Want de tijd begint te komen, dat hij in het zoeken en het streven van zijn tijd een rol zal spelen. Kon hij te Leipzig de literaire meeningen van het gevestigde en het opgroeiende geslacht slechts een zondvloed, een waterstroom, een hopelooze warboel heeten, nu – met zichzelf tot klaarheid gerakend – gaat hij inzien dat zijn tijdgenooten drijven naar het doel dat hij zich heeft gesteld in stilte:

Eeuwen lang hadden de Duitsche dichters gewerkt naar Fransche voorbeelden en zich gevoegd naar een stel wetten en regelen die noch uit hun gemoed, noch uit den aard des volks ontsproten. Maar daar was Lessing opgestaan en had met zijn kalm snijdende critiek de onnatuur van het Fransche drama blootgelegd; zijn Minna von Barnhelm was het eerste typiesch-Duitsche tooneelspel. Klopstock voltooide geleidelijk zijn Messias en toonde daarmede, hoe ver de zuivere phantasie van een vroom gemoed reikt. Daar was de eigenaardige Hamann "de magiër van het noorden" (als verre voorlooper van den zaaienden Multatuli uit de "Ideeën" te karakteriseeren) die zijn bezwaren tegen den geest des tijds niet als voltooid systeem tot uiting bracht, doch als "brokjes, kruimpjes, grillen", als vele pittige zaden, die op goedvoorbereiden bodem welig moesten tieren. De poëzie – dus beweerde hij in allerlei toonaard – is de moedertaal der menschheid geweest; zij zoekt haar kracht niet in het zorgvuldig volgen van een voorbeeld, maar wortelt in den dichter aangeboren neigingen: "het oorspronkelijk genie". En heel uit de hoogte sprak de geleerde Kant het woord dat het wetenschappelijk denken bevrijdde uit den dwang eener pedante, formalistische logica.

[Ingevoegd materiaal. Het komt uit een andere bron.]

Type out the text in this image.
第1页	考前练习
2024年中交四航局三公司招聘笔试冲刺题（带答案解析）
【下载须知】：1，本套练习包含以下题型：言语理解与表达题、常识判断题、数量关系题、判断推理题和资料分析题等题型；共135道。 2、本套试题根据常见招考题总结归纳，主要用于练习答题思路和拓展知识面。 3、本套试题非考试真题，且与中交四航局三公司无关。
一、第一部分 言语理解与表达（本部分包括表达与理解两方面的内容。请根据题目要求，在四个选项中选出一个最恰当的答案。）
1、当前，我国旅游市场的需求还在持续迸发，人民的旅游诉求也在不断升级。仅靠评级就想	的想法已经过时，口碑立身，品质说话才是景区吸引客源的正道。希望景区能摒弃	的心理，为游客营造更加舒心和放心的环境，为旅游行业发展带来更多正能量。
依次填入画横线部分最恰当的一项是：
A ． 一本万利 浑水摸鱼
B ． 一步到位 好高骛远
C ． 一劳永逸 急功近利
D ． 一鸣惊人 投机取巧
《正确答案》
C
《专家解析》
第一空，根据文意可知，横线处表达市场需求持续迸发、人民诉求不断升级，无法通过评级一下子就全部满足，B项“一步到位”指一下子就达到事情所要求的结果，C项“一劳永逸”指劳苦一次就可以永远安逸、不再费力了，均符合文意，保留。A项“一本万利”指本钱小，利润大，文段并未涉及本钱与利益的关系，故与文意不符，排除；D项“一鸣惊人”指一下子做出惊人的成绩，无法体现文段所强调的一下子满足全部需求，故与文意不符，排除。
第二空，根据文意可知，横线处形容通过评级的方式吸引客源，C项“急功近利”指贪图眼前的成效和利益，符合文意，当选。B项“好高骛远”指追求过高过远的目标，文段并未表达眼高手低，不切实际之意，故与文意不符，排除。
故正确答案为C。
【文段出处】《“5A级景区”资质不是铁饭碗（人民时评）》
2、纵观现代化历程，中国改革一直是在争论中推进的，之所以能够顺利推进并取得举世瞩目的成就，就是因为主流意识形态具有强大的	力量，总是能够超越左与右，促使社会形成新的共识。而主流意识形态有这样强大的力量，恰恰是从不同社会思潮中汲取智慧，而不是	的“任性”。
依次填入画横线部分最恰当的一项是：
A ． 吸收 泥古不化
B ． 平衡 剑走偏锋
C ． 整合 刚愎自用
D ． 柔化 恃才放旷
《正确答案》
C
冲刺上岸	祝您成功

Hij maakte het levende denken weer tot maatstaf van de waarheid; hij leerde dat de aangeboren grondbegrippen van het Ik de natuur eigenlijk maken tot wat zij ons toeschijnt te zijn; hij rukte het gebiedende "Du sollst" – Gij moet! – naar voren, het onontkoombare plichtsgevoel; en hij vestigde aldus – naar men meende – hetgeen de jongeren "de rechten van het Ik" noemden, tegenover de bemoeizucht van overgeleverde kunst- en zedewetten.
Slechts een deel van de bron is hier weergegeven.